1957 Alberta liquor plebiscite results: Clover Bar
Question A: Do you approve additional types of outlets for the sale of beer, wine and spirituous liquor subject to a local vote?
| Ballot choice |  | Votes | % |
|  | Yes | 3,035 | 67.87% |
|  | No | 1,437 | 32.13% |
| Total votes |  | 4,472 | 100% |
| Rejected, spoiled and declined |  | 75 |  |
9,655 eligible electors, turnout 47.10%
Question B2: Should mixed drinking be allowed in beer parlours in Edmonton and the surrounding areas?
| Ballot choice |  | Votes | % |
|  | Yes | 1,076 | 88.78% |
|  | No | 136 | 11.22% |
| Total votes |  | 1,212 | 100% |
| Rejected, spoiled and declined |  | 35 |  |
2,320 eligible electors, turnout 53.75%

On October 30, 1957, a stand-alone plebiscite was held province wide in all 50 of the then current provincial electoral districts in Alberta. The government decided to consult Alberta voters to decide on liquor sales and mixed drinking after a divisive debate in the legislature. The plebiscite was intended to deal with the growing demand for reforming antiquated liquor control laws.

The plebiscite was conducted in two parts. Question A, asked in all districts, asked the voters if the sale of liquor should be expanded in Alberta, while Question B, asked in a handful of districts within the corporate limits of Calgary and Edmonton, asked if men and women should be allowed to drink together in establishments. Question B was slightly modified depending on which city the voters were in.

Province wide Question A of the plebiscite passed in 33 of the 50 districts while Question B passed in all five districts. Clover Bar voted overwhelmingly in favour of the plebiscite. The district recorded average voter turnout almost being equal to the province wide 46% average.

Clover Bar also voted on question B2 with a number of residents living inside the electoral district within the corporate limits of Edmonton. Residents voted for mixed drinking with a super majority. Turnout for question B was also quite high; Edmonton residents averaged a significantly higher turnout than those who lived outside the city.

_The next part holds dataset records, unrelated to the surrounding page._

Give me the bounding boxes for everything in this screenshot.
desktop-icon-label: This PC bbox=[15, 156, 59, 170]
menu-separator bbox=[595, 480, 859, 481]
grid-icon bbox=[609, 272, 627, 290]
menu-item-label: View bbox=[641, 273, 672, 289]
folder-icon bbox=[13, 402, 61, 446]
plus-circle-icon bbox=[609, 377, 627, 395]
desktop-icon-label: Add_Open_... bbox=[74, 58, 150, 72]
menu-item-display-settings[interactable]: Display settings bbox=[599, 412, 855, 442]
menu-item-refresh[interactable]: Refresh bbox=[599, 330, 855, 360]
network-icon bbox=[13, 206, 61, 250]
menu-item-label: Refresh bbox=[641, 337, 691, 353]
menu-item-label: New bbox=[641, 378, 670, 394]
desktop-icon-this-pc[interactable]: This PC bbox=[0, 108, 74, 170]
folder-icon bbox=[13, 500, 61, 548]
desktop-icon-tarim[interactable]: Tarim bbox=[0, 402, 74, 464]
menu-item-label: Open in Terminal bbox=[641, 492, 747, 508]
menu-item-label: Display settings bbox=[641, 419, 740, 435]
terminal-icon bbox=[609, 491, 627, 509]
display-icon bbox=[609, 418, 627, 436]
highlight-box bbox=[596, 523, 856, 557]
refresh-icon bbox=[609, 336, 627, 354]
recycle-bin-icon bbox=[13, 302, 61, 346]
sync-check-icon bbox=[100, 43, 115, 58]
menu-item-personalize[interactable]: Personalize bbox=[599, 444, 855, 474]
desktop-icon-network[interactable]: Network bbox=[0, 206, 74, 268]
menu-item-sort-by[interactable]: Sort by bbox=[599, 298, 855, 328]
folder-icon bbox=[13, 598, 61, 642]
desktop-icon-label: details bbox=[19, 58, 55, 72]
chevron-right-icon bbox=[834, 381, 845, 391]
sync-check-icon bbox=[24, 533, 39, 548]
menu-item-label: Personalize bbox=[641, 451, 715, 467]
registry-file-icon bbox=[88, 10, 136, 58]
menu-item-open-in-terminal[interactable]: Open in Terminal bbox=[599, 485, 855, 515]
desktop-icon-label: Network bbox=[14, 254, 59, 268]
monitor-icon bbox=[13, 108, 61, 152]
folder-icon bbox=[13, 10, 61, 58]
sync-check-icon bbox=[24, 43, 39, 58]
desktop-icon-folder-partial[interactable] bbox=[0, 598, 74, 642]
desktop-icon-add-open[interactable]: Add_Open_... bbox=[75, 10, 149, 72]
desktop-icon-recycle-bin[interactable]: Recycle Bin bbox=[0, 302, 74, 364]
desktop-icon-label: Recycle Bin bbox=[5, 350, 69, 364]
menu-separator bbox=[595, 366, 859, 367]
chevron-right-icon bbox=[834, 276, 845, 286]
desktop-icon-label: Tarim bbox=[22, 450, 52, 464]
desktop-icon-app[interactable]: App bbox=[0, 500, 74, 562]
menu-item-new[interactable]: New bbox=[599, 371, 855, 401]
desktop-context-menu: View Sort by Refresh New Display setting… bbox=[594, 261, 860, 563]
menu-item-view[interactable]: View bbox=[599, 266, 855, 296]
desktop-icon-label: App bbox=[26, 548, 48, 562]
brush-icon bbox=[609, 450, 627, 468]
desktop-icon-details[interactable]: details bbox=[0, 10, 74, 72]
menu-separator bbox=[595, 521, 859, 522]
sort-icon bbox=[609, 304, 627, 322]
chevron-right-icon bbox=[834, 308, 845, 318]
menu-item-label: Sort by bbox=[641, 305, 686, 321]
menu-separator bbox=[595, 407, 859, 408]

Official district returns were released to the public on December 31, 1957. The Social Credit government in power at the time did not consider the results binding. However the results of the vote led the government to repeal all existing liquor legislation and introduce an entirely new Liquor Act.

Municipal districts lying inside electoral districts that voted against the plebiscite were designated Local Option Zones by the Alberta Liquor Control Board and considered effective dry zones. Business owners who wanted a licence had to petition for a binding municipal plebiscite in order to be granted a licence.